The search becomes difficult because we go on searching for it where we have not lost it. The mystic rose, our very being, does not blossom into gardens or into forests or into the Himalayas. It blossoms into your own consciousness. It is another name, a symbolic name, of the opening of the beauty of consciousness – with fragrance, with delicacy, with joy, with a dance. But because it is so easy, that’s why it is so difficult. Its being easy is making it difficult.
You are saying, “In the two minutes of silence and let-go the other night, you took us to the highest level of consciousness.” I have not taken you anywhere. You are just here.
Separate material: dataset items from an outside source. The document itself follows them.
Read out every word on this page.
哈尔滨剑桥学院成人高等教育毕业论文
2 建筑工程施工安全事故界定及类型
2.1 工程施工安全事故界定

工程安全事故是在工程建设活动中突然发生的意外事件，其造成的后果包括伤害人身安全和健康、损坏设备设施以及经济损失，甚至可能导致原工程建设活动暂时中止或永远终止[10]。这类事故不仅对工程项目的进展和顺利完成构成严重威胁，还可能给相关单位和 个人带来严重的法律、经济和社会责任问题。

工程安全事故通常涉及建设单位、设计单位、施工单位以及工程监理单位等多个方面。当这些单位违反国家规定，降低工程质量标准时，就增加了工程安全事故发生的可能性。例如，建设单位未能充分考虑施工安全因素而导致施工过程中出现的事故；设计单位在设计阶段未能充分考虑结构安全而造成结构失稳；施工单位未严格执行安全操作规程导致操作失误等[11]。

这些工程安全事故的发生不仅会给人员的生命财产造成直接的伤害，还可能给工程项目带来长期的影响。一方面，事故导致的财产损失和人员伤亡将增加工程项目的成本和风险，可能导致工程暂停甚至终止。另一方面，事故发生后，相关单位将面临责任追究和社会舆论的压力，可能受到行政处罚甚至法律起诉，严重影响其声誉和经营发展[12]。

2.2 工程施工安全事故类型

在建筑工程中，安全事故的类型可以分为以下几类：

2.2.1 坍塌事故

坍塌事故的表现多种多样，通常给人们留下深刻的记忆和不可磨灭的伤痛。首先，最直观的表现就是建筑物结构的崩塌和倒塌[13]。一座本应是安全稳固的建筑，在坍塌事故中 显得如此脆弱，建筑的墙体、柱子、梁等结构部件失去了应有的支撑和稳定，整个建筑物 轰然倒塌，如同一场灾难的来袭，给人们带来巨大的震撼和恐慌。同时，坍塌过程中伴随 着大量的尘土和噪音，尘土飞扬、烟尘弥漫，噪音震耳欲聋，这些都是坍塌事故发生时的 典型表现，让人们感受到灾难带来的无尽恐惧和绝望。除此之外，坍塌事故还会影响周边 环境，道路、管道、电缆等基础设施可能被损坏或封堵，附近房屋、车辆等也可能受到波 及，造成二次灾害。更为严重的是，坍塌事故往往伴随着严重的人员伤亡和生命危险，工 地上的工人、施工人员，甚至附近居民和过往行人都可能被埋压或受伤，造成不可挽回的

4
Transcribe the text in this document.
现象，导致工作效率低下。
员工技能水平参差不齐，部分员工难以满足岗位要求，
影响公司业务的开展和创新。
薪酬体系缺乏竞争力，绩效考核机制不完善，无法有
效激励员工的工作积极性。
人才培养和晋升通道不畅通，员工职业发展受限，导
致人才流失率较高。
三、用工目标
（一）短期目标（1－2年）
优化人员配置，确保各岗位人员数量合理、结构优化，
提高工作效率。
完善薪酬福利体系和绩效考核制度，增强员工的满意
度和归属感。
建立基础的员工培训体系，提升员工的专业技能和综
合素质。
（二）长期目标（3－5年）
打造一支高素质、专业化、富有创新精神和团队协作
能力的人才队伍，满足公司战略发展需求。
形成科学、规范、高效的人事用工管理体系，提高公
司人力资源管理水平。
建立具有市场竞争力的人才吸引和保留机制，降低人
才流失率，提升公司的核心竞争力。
But because you allowed the silence and the let-go…it is all up to you.
I cannot force you towards let-go.
I cannot force you to enter into this silence.
I can simply create a longing in you, a thirst, and a trust that you are not going to lose anything by becoming silent for two minutes and then a let-go…
(Throughout the last few minutes, gusts of wind have come, and outbursts of hysterical giggling in the hall. Osho has kept on speaking, but now he stops. Now there is only the sound of wind and rain, the immensity of his silence, and still – unbelievably – the giggling. Finally he speaks.)
This is out of the joke.
(But the giggling continues. Osho rises from his seat without further comment, namastes and walks to the exit. He raises his arm in salute, and the stunned assembly responds – “Yaa-Hoo!”)
(Away from the microphone, his words can be heard only by those in the first few rows.)
Don’t wait for me to come out tomorrow night.